I started building websites in the late 1990s/early 2000s.
Geocities and other site builders made it easy to have dazzling gif-centric websites that would make your eyes bleed (in the best possible way).
By about 2004, I started hand-coding websites in HTML/on-page CSS. I had a website for my teenage rock band with a thriving little forum, and by some miracle, another site on internet security that had 20k visitors a month (don’t ask me how!).
By 2006, I realized these skills were something people would pay for, so I started a little “web and graphic design” company so I could officially demand money from friends and family who were asking me for free work.
It didn’t even dawn on me until 2012 that this could be an actual career. I was doing freelance work for companies I worked for (building their sites, designing signs/logos/menus, etc.). In 2013, I landed a corporate job in corporate for a major law firm.
In 2015, I went full-time on my own with a web design and digital marketing agency.
The rest is history.
So why do I tell you this story?
The reason I have stayed in business and, frankly, have never had issues finding work is that I was able to navigate and implement technical skills for businesses.
I didn’t think of it as marketing until much later, but all along I had the advantage of technical skills using tools like Photoshop (illegal copies I’m sure) and HTML/web development.
Why do technical skills matter so much?
For one, they allow you to execute. But more importantly, they are rarer than other skills.
Being technical is a rare enough skill set and in high enough demand to command a premium over less technical skills (exceptions given to strong creative expertise).
Other agencies would outsource the technical stuff to me (like web dev, SEO, ads, analytics, hosting, etc.) and would do the creative stuff themselves.

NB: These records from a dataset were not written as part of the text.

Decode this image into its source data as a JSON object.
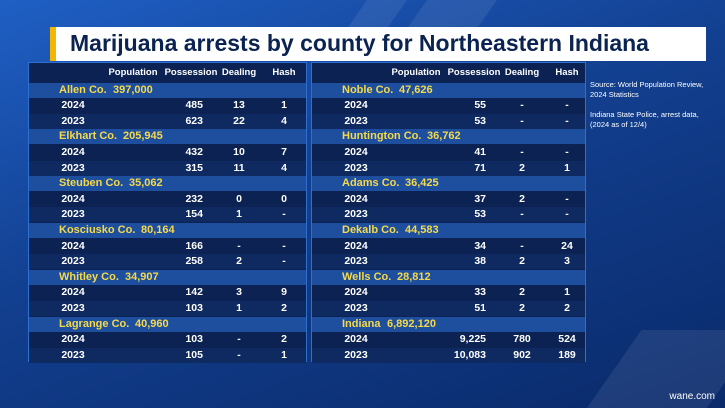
{
  "title": "Marijuana arrests by county for Northeastern Indiana",
  "left_table": {
    "header": [
      "Population",
      "Possession",
      "Dealing",
      "Hash"
    ],
    "groups": [
      {
        "county": "Allen Co.",
        "population": "397,000",
        "rows": [
          {
            "year": "2024",
            "possession": "485",
            "dealing": "13",
            "hash": "1"
          },
          {
            "year": "2023",
            "possession": "623",
            "dealing": "22",
            "hash": "4"
          }
        ]
      },
      {
        "county": "Elkhart Co.",
        "population": "205,945",
        "rows": [
          {
            "year": "2024",
            "possession": "432",
            "dealing": "10",
            "hash": "7"
          },
          {
            "year": "2023",
            "possession": "315",
            "dealing": "11",
            "hash": "4"
          }
        ]
      },
      {
        "county": "Steuben Co.",
        "population": "35,062",
        "rows": [
          {
            "year": "2024",
            "possession": "232",
            "dealing": "0",
            "hash": "0"
          },
          {
            "year": "2023",
            "possession": "154",
            "dealing": "1",
            "hash": "-"
          }
        ]
      },
      {
        "county": "Kosciusko Co.",
        "population": "80,164",
        "rows": [
          {
            "year": "2024",
            "possession": "166",
            "dealing": "-",
            "hash": "-"
          },
          {
            "year": "2023",
            "possession": "258",
            "dealing": "2",
            "hash": "-"
          }
        ]
      },
      {
        "county": "Whitley Co.",
        "population": "34,907",
        "rows": [
          {
            "year": "2024",
            "possession": "142",
            "dealing": "3",
            "hash": "9"
          },
          {
            "year": "2023",
            "possession": "103",
            "dealing": "1",
            "hash": "2"
          }
        ]
      },
      {
        "county": "Lagrange Co.",
        "population": "40,960",
        "rows": [
          {
            "year": "2024",
            "possession": "103",
            "dealing": "-",
            "hash": "2"
          },
          {
            "year": "2023",
            "possession": "105",
            "dealing": "-",
            "hash": "1"
          }
        ]
      }
    ]
  },
  "right_table": {
    "header": [
      "Population",
      "Possession",
      "Dealing",
      "Hash"
    ],
    "groups": [
      {
        "county": "Noble Co.",
        "population": "47,626",
        "rows": [
          {
            "year": "2024",
            "possession": "55",
            "dealing": "-",
            "hash": "-"
          },
          {
            "year": "2023",
            "possession": "53",
            "dealing": "-",
            "hash": "-"
          }
        ]
      },
      {
        "county": "Huntington Co.",
        "population": "36,762",
        "rows": [
          {
            "year": "2024",
            "possession": "41",
            "dealing": "-",
            "hash": "-"
          },
          {
            "year": "2023",
            "possession": "71",
            "dealing": "2",
            "hash": "1"
          }
        ]
      },
      {
        "county": "Adams Co.",
        "population": "36,425",
        "rows": [
          {
            "year": "2024",
            "possession": "37",
            "dealing": "2",
            "hash": "-"
          },
          {
            "year": "2023",
            "possession": "53",
            "dealing": "-",
            "hash": "-"
          }
        ]
      },
      {
        "county": "Dekalb Co.",
        "population": "44,583",
        "rows": [
          {
            "year": "2024",
            "possession": "34",
            "dealing": "-",
            "hash": "24"
          },
          {
            "year": "2023",
            "possession": "38",
            "dealing": "2",
            "hash": "3"
          }
        ]
      },
      {
        "county": "Wells Co.",
        "population": "28,812",
        "rows": [
          {
            "year": "2024",
            "possession": "33",
            "dealing": "2",
            "hash": "1"
          },
          {
            "year": "2023",
            "possession": "51",
            "dealing": "2",
            "hash": "2"
          }
        ]
      },
      {
        "county": "Indiana",
        "population": "6,892,120",
        "rows": [
          {
            "year": "2024",
            "possession": "9,225",
            "dealing": "780",
            "hash": "524"
          },
          {
            "year": "2023",
            "possession": "10,083",
            "dealing": "902",
            "hash": "189"
          }
        ]
      }
    ]
  },
  "notes": [
    "Source: World Population Review, 2024 Statistics",
    "Indiana State Police, arrest data, (2024 as of 12/4)"
  ],
  "watermark": "wane.com"
}
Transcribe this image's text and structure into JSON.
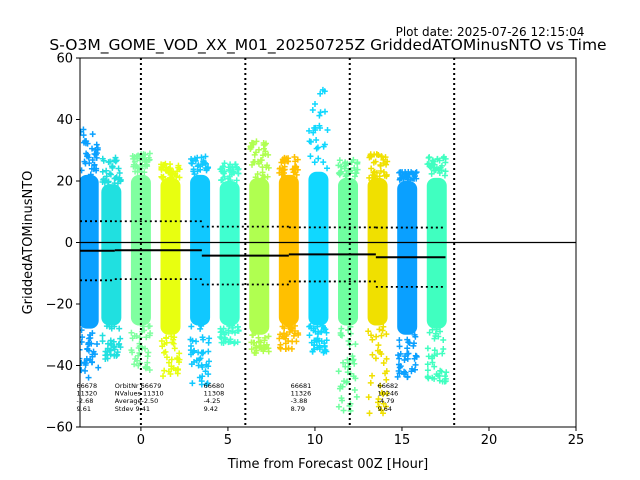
{
  "header": {
    "plot_date": "Plot date: 2025-07-26 12:15:04",
    "title": "S-O3M_GOME_VOD_XX_M01_20250725Z GriddedATOMinusNTO vs Time"
  },
  "chart_data": {
    "type": "scatter",
    "title": "S-O3M_GOME_VOD_XX_M01_20250725Z GriddedATOMinusNTO vs Time",
    "xlabel": "Time from Forecast 00Z [Hour]",
    "ylabel": "GriddedATOMinusNTO",
    "xlim": [
      -3.5,
      25
    ],
    "ylim": [
      -60,
      60
    ],
    "x_ticks": [
      0,
      5,
      10,
      15,
      20,
      25
    ],
    "y_ticks": [
      -60,
      -40,
      -20,
      0,
      20,
      40,
      60
    ],
    "grid": false,
    "vertical_dotted_lines_x": [
      0,
      6,
      12,
      18
    ],
    "zero_line_y": 0,
    "marker": "+",
    "colormap": "jet",
    "granules": [
      {
        "center": -3.0,
        "color": "#0aa0ff",
        "core_lo": -28,
        "core_hi": 22,
        "tail_lo": -44,
        "tail_hi": 37
      },
      {
        "center": -1.7,
        "color": "#20e0e0",
        "core_lo": -27,
        "core_hi": 19,
        "tail_lo": -39,
        "tail_hi": 28
      },
      {
        "center": 0.0,
        "color": "#80ffa0",
        "core_lo": -27,
        "core_hi": 22,
        "tail_lo": -42,
        "tail_hi": 29
      },
      {
        "center": 1.7,
        "color": "#e8ff10",
        "core_lo": -30,
        "core_hi": 21,
        "tail_lo": -45,
        "tail_hi": 26
      },
      {
        "center": 3.4,
        "color": "#10c8ff",
        "core_lo": -27,
        "core_hi": 22,
        "tail_lo": -47,
        "tail_hi": 28
      },
      {
        "center": 5.1,
        "color": "#40ffd0",
        "core_lo": -27,
        "core_hi": 20,
        "tail_lo": -33,
        "tail_hi": 26
      },
      {
        "center": 6.8,
        "color": "#b0ff50",
        "core_lo": -30,
        "core_hi": 21,
        "tail_lo": -36,
        "tail_hi": 33
      },
      {
        "center": 8.5,
        "color": "#ffc000",
        "core_lo": -27,
        "core_hi": 22,
        "tail_lo": -35,
        "tail_hi": 28
      },
      {
        "center": 10.2,
        "color": "#10d8ff",
        "core_lo": -27,
        "core_hi": 23,
        "tail_lo": -36,
        "tail_hi": 50
      },
      {
        "center": 11.9,
        "color": "#70ffa0",
        "core_lo": -27,
        "core_hi": 21,
        "tail_lo": -55,
        "tail_hi": 27
      },
      {
        "center": 13.6,
        "color": "#f0e000",
        "core_lo": -27,
        "core_hi": 21,
        "tail_lo": -56,
        "tail_hi": 29
      },
      {
        "center": 15.3,
        "color": "#0aa0ff",
        "core_lo": -30,
        "core_hi": 20,
        "tail_lo": -44,
        "tail_hi": 23
      },
      {
        "center": 17.0,
        "color": "#40ffc0",
        "core_lo": -28,
        "core_hi": 21,
        "tail_lo": -46,
        "tail_hi": 28
      }
    ],
    "mean_line": [
      {
        "x0": -3.5,
        "x1": -1.5,
        "y": -2.68
      },
      {
        "x0": -1.5,
        "x1": 3.5,
        "y": -2.5
      },
      {
        "x0": 3.5,
        "x1": 8.5,
        "y": -4.25
      },
      {
        "x0": 8.5,
        "x1": 13.5,
        "y": -3.88
      },
      {
        "x0": 13.5,
        "x1": 17.5,
        "y": -4.79
      }
    ],
    "stdev_lines": [
      {
        "x0": -3.5,
        "x1": -1.5,
        "upper": 6.93,
        "lower": -12.29
      },
      {
        "x0": -1.5,
        "x1": 3.5,
        "upper": 6.91,
        "lower": -11.91
      },
      {
        "x0": 3.5,
        "x1": 8.5,
        "upper": 5.17,
        "lower": -13.67
      },
      {
        "x0": 8.5,
        "x1": 13.5,
        "upper": 4.91,
        "lower": -12.67
      },
      {
        "x0": 13.5,
        "x1": 17.5,
        "upper": 4.85,
        "lower": -14.43
      }
    ],
    "orbit_stats": [
      {
        "x": -3.7,
        "lines": [
          "66678",
          "11320",
          "-2.68",
          "9.61"
        ]
      },
      {
        "x": -1.5,
        "lines": [
          "OrbitNr  66679",
          "NValues 11310",
          "Average-2.50",
          "Stdev    9.41"
        ]
      },
      {
        "x": 3.6,
        "lines": [
          "66680",
          "11308",
          "-4.25",
          "9.42"
        ]
      },
      {
        "x": 8.6,
        "lines": [
          "66681",
          "11326",
          "-3.88",
          "8.79"
        ]
      },
      {
        "x": 13.6,
        "lines": [
          "66682",
          "10246",
          "-4.79",
          "9.64"
        ]
      }
    ]
  }
}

In many cases, I earned more by being technical.
AI is changing things
AI is going to make a lot of technical skills redundant. We’re entering a world where the long tail of execution will be absorbed by AI and robots. You won’t need to learn code or server infrastructure.

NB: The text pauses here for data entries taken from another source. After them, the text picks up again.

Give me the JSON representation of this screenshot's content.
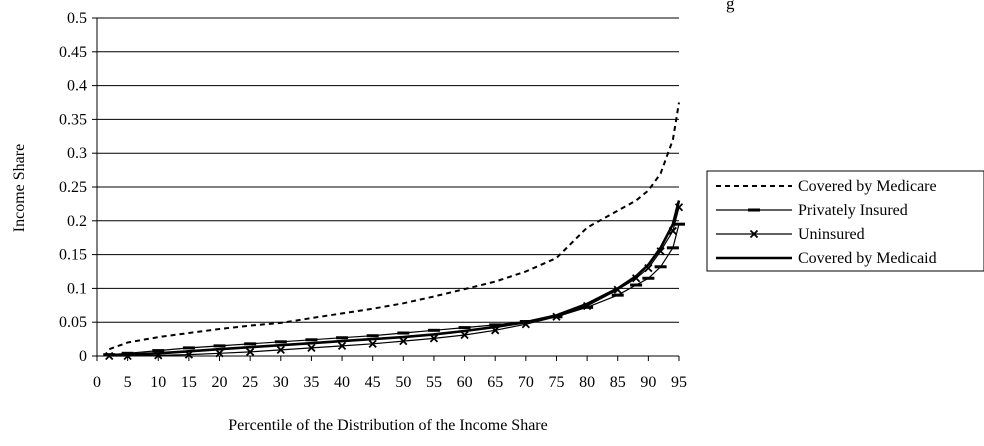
{
  "chart_data": {
    "type": "line",
    "title": "g",
    "xlabel": "Percentile of the Distribution of the Income Share",
    "ylabel": "Income Share",
    "xlim": [
      0,
      95
    ],
    "ylim": [
      0,
      0.5
    ],
    "x_ticks": [
      "0",
      "5",
      "10",
      "15",
      "20",
      "25",
      "30",
      "35",
      "40",
      "45",
      "50",
      "55",
      "60",
      "65",
      "70",
      "75",
      "80",
      "85",
      "90",
      "95"
    ],
    "y_ticks": [
      "0",
      "0.05",
      "0.1",
      "0.15",
      "0.2",
      "0.25",
      "0.3",
      "0.35",
      "0.4",
      "0.45",
      "0.5"
    ],
    "grid": "horizontal",
    "legend_position": "right",
    "x": [
      2,
      5,
      10,
      15,
      20,
      25,
      30,
      35,
      40,
      45,
      50,
      55,
      60,
      65,
      70,
      75,
      80,
      85,
      88,
      90,
      92,
      94,
      95
    ],
    "series": [
      {
        "name": "Covered by Medicare",
        "style": "dashed",
        "color": "#000000",
        "values": [
          0.01,
          0.02,
          0.028,
          0.034,
          0.04,
          0.045,
          0.049,
          0.056,
          0.063,
          0.07,
          0.078,
          0.088,
          0.099,
          0.11,
          0.125,
          0.145,
          0.19,
          0.215,
          0.23,
          0.245,
          0.27,
          0.32,
          0.375
        ]
      },
      {
        "name": "Privately Insured",
        "style": "dash-marker",
        "color": "#000000",
        "values": [
          0.002,
          0.004,
          0.008,
          0.012,
          0.015,
          0.018,
          0.021,
          0.024,
          0.027,
          0.03,
          0.034,
          0.038,
          0.042,
          0.046,
          0.051,
          0.058,
          0.072,
          0.09,
          0.105,
          0.115,
          0.132,
          0.16,
          0.195
        ]
      },
      {
        "name": "Uninsured",
        "style": "x-marker",
        "color": "#000000",
        "values": [
          0.0,
          0.0,
          0.001,
          0.002,
          0.004,
          0.006,
          0.009,
          0.012,
          0.015,
          0.018,
          0.022,
          0.026,
          0.031,
          0.038,
          0.047,
          0.058,
          0.074,
          0.098,
          0.115,
          0.13,
          0.155,
          0.185,
          0.22
        ]
      },
      {
        "name": "Covered by Medicaid",
        "style": "solid-thick",
        "color": "#000000",
        "values": [
          0.001,
          0.002,
          0.004,
          0.007,
          0.01,
          0.013,
          0.016,
          0.019,
          0.022,
          0.025,
          0.028,
          0.032,
          0.037,
          0.043,
          0.05,
          0.06,
          0.077,
          0.1,
          0.118,
          0.135,
          0.16,
          0.195,
          0.23
        ]
      }
    ]
  }
}
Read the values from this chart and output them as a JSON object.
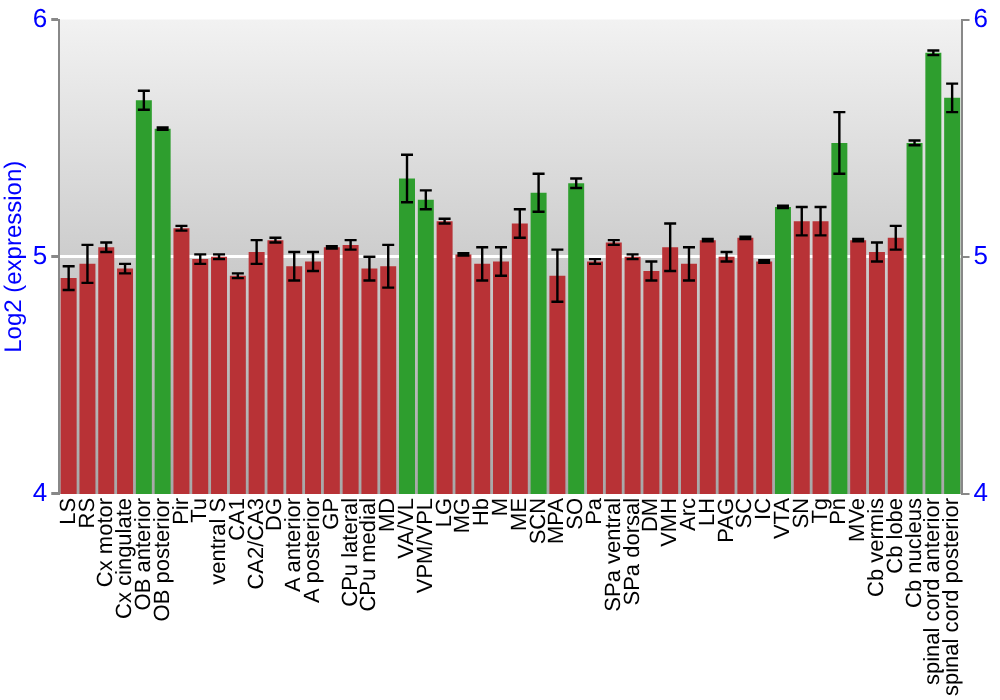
{
  "chart_data": {
    "type": "bar",
    "ylabel": "Log2 (expression)",
    "categories": [
      "LS",
      "RS",
      "Cx motor",
      "Cx cingulate",
      "OB anterior",
      "OB posterior",
      "Pir",
      "Tu",
      "ventral S",
      "CA1",
      "CA2/CA3",
      "DG",
      "A anterior",
      "A posterior",
      "GP",
      "CPu lateral",
      "CPu medial",
      "MD",
      "VA/VL",
      "VPM/VPL",
      "LG",
      "MG",
      "Hb",
      "M",
      "ME",
      "SCN",
      "MPA",
      "SO",
      "Pa",
      "SPa ventral",
      "SPa dorsal",
      "DM",
      "VMH",
      "Arc",
      "LH",
      "PAG",
      "SC",
      "IC",
      "VTA",
      "SN",
      "Tg",
      "Pn",
      "MVe",
      "Cb vermis",
      "Cb lobe",
      "Cb nucleus",
      "spinal cord anterior",
      "spinal cord posterior"
    ],
    "values": [
      4.91,
      4.97,
      5.04,
      4.95,
      5.66,
      5.54,
      5.12,
      4.99,
      5.0,
      4.92,
      5.02,
      5.07,
      4.96,
      4.98,
      5.04,
      5.05,
      4.95,
      4.96,
      5.33,
      5.24,
      5.15,
      5.01,
      4.97,
      4.98,
      5.14,
      5.27,
      4.92,
      5.31,
      4.98,
      5.06,
      5.0,
      4.94,
      5.04,
      4.97,
      5.07,
      5.0,
      5.08,
      4.98,
      5.21,
      5.15,
      5.15,
      5.48,
      5.07,
      5.02,
      5.08,
      5.48,
      5.86,
      5.67
    ],
    "errors": [
      0.05,
      0.08,
      0.02,
      0.02,
      0.04,
      0.005,
      0.01,
      0.02,
      0.01,
      0.01,
      0.05,
      0.01,
      0.06,
      0.04,
      0.005,
      0.02,
      0.05,
      0.09,
      0.1,
      0.04,
      0.01,
      0.005,
      0.07,
      0.06,
      0.06,
      0.08,
      0.11,
      0.02,
      0.01,
      0.01,
      0.01,
      0.04,
      0.1,
      0.07,
      0.005,
      0.02,
      0.005,
      0.005,
      0.005,
      0.06,
      0.06,
      0.13,
      0.005,
      0.04,
      0.05,
      0.01,
      0.01,
      0.06
    ],
    "colors": [
      "#b83236",
      "#b83236",
      "#b83236",
      "#b83236",
      "#2e9e2e",
      "#2e9e2e",
      "#b83236",
      "#b83236",
      "#b83236",
      "#b83236",
      "#b83236",
      "#b83236",
      "#b83236",
      "#b83236",
      "#b83236",
      "#b83236",
      "#b83236",
      "#b83236",
      "#2e9e2e",
      "#2e9e2e",
      "#b83236",
      "#b83236",
      "#b83236",
      "#b83236",
      "#b83236",
      "#2e9e2e",
      "#b83236",
      "#2e9e2e",
      "#b83236",
      "#b83236",
      "#b83236",
      "#b83236",
      "#b83236",
      "#b83236",
      "#b83236",
      "#b83236",
      "#b83236",
      "#b83236",
      "#2e9e2e",
      "#b83236",
      "#b83236",
      "#2e9e2e",
      "#b83236",
      "#b83236",
      "#b83236",
      "#2e9e2e",
      "#2e9e2e",
      "#2e9e2e"
    ],
    "ylim": [
      4,
      6
    ],
    "yticks": [
      4,
      5,
      6
    ],
    "y2lim": [
      4,
      6
    ],
    "y2ticks": [
      4,
      5,
      6
    ],
    "grid": "y"
  }
}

So what does one need to do to stay relevant as AI slowly takes over our work responsibilities?
For now, the best thing you can do as a marketer is to:
- Become a strategist who is very good at deploying tactics to get business results, and
- Learn AI to stay on the cutting edge of the field so you can stay relevant for as long as possible
In other words, marketing teams will be much smaller and led by strategists who can navigate technology, creativity, and strategy.
At least for now. Who knows what things will be like in 5-10 years but to me, the writing is on the wall for those who are unprepared.

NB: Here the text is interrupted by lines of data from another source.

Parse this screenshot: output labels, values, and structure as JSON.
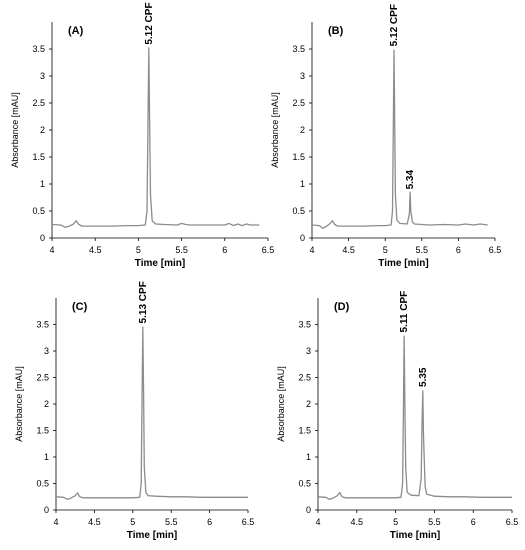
{
  "chart_data": [
    {
      "type": "line",
      "panel_label": "(A)",
      "xlabel": "Time [min]",
      "ylabel": "Absorbance [mAU]",
      "xlim": [
        4,
        6.5
      ],
      "ylim": [
        0,
        4
      ],
      "xticks": [
        "4",
        "4.5",
        "5",
        "5.5",
        "6",
        "6.5"
      ],
      "yticks": [
        "0",
        "0.5",
        "1",
        "1.5",
        "2",
        "2.5",
        "3",
        "3.5"
      ],
      "grid": false,
      "series": [
        {
          "color": "#8c8c8c",
          "x": [
            4.0,
            4.1,
            4.15,
            4.2,
            4.25,
            4.28,
            4.31,
            4.35,
            4.5,
            4.7,
            4.9,
            5.0,
            5.08,
            5.1,
            5.11,
            5.12,
            5.13,
            5.14,
            5.16,
            5.2,
            5.3,
            5.45,
            5.5,
            5.55,
            5.6,
            5.8,
            6.0,
            6.05,
            6.1,
            6.15,
            6.2,
            6.25,
            6.3,
            6.4
          ],
          "y": [
            0.25,
            0.24,
            0.2,
            0.22,
            0.26,
            0.32,
            0.25,
            0.22,
            0.22,
            0.22,
            0.23,
            0.23,
            0.24,
            0.5,
            2.0,
            3.52,
            2.2,
            0.8,
            0.32,
            0.26,
            0.25,
            0.24,
            0.27,
            0.25,
            0.24,
            0.24,
            0.24,
            0.27,
            0.23,
            0.26,
            0.23,
            0.26,
            0.24,
            0.24
          ]
        }
      ],
      "annotations": [
        {
          "text": "5.12 CPF",
          "x": 5.12,
          "y": 3.58
        }
      ]
    },
    {
      "type": "line",
      "panel_label": "(B)",
      "xlabel": "Time [min]",
      "ylabel": "Absorbance [mAU]",
      "xlim": [
        4,
        6.5
      ],
      "ylim": [
        0,
        4
      ],
      "xticks": [
        "4",
        "4.5",
        "5",
        "5.5",
        "6",
        "6.5"
      ],
      "yticks": [
        "0",
        "0.5",
        "1",
        "1.5",
        "2",
        "2.5",
        "3",
        "3.5"
      ],
      "grid": false,
      "series": [
        {
          "color": "#8c8c8c",
          "x": [
            4.0,
            4.1,
            4.15,
            4.2,
            4.25,
            4.28,
            4.31,
            4.35,
            4.5,
            4.7,
            4.9,
            5.0,
            5.08,
            5.1,
            5.11,
            5.12,
            5.13,
            5.14,
            5.16,
            5.2,
            5.3,
            5.33,
            5.34,
            5.35,
            5.37,
            5.4,
            5.5,
            5.6,
            5.8,
            6.0,
            6.1,
            6.2,
            6.3,
            6.4
          ],
          "y": [
            0.24,
            0.23,
            0.18,
            0.22,
            0.27,
            0.32,
            0.25,
            0.22,
            0.22,
            0.22,
            0.23,
            0.23,
            0.24,
            0.5,
            2.0,
            3.48,
            2.2,
            0.8,
            0.33,
            0.27,
            0.26,
            0.45,
            0.85,
            0.5,
            0.3,
            0.26,
            0.25,
            0.24,
            0.25,
            0.24,
            0.26,
            0.24,
            0.26,
            0.24
          ]
        }
      ],
      "annotations": [
        {
          "text": "5.12 CPF",
          "x": 5.12,
          "y": 3.55
        },
        {
          "text": "5.34",
          "x": 5.34,
          "y": 0.9
        }
      ]
    },
    {
      "type": "line",
      "panel_label": "(C)",
      "xlabel": "Time [min]",
      "ylabel": "Absorbance [mAU]",
      "xlim": [
        4,
        6.5
      ],
      "ylim": [
        0,
        4
      ],
      "xticks": [
        "4",
        "4.5",
        "5",
        "5.5",
        "6",
        "6.5"
      ],
      "yticks": [
        "0",
        "0.5",
        "1",
        "1.5",
        "2",
        "2.5",
        "3",
        "3.5"
      ],
      "grid": false,
      "series": [
        {
          "color": "#8c8c8c",
          "x": [
            4.0,
            4.1,
            4.15,
            4.2,
            4.25,
            4.28,
            4.31,
            4.35,
            4.5,
            4.7,
            4.9,
            5.0,
            5.09,
            5.11,
            5.12,
            5.13,
            5.14,
            5.15,
            5.17,
            5.2,
            5.3,
            5.5,
            5.7,
            5.9,
            6.1,
            6.3,
            6.5
          ],
          "y": [
            0.25,
            0.24,
            0.2,
            0.23,
            0.27,
            0.32,
            0.25,
            0.23,
            0.23,
            0.23,
            0.23,
            0.23,
            0.24,
            0.5,
            2.0,
            3.45,
            2.2,
            0.8,
            0.33,
            0.27,
            0.26,
            0.25,
            0.25,
            0.24,
            0.24,
            0.24,
            0.24
          ]
        }
      ],
      "annotations": [
        {
          "text": "5.13 CPF",
          "x": 5.13,
          "y": 3.52
        }
      ]
    },
    {
      "type": "line",
      "panel_label": "(D)",
      "xlabel": "Time [min]",
      "ylabel": "Absorbance [mAU]",
      "xlim": [
        4,
        6.5
      ],
      "ylim": [
        0,
        4
      ],
      "xticks": [
        "4",
        "4.5",
        "5",
        "5.5",
        "6",
        "6.5"
      ],
      "yticks": [
        "0",
        "0.5",
        "1",
        "1.5",
        "2",
        "2.5",
        "3",
        "3.5"
      ],
      "grid": false,
      "series": [
        {
          "color": "#8c8c8c",
          "x": [
            4.0,
            4.1,
            4.15,
            4.2,
            4.25,
            4.28,
            4.31,
            4.35,
            4.5,
            4.7,
            4.9,
            5.0,
            5.07,
            5.09,
            5.1,
            5.11,
            5.12,
            5.13,
            5.15,
            5.2,
            5.3,
            5.33,
            5.34,
            5.35,
            5.36,
            5.38,
            5.4,
            5.5,
            5.7,
            5.9,
            6.1,
            6.3,
            6.5
          ],
          "y": [
            0.25,
            0.24,
            0.2,
            0.23,
            0.27,
            0.33,
            0.25,
            0.23,
            0.23,
            0.23,
            0.23,
            0.23,
            0.24,
            0.5,
            1.8,
            3.28,
            2.0,
            0.8,
            0.33,
            0.28,
            0.27,
            0.6,
            1.6,
            2.25,
            1.4,
            0.45,
            0.3,
            0.26,
            0.25,
            0.25,
            0.24,
            0.24,
            0.24
          ]
        }
      ],
      "annotations": [
        {
          "text": "5.11 CPF",
          "x": 5.11,
          "y": 3.35
        },
        {
          "text": "5.35",
          "x": 5.35,
          "y": 2.32
        }
      ]
    }
  ]
}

Being good at AI is the new “technical skills”
If you have the technical chops to implement (eg. design, develop, write, etc.) you have a chance of being able to deploy AI effectively to create similar results to the old manual way you did things.
If you don’t already have these skills, using AI will be much harder (for now).
Being a skilled craftsperson allows you to make more precise prompts and get more precise outcomes. You probably have better taste, too. Those skills are not wasted.
But the hands-on-keyboard stuff is going to go away… and fast.
It’s best to stay on the technical side of the equation by getting very good at AI. Because it’s not AI that will take your job, it’s someone who knows AI that will take your job.
You will still need the strategic skills to navigate the competitive nature of business, but I don’t think you will survive without also being on the AI/technical side.
Be the one who is still standing when the commodified work gets taken by the robots.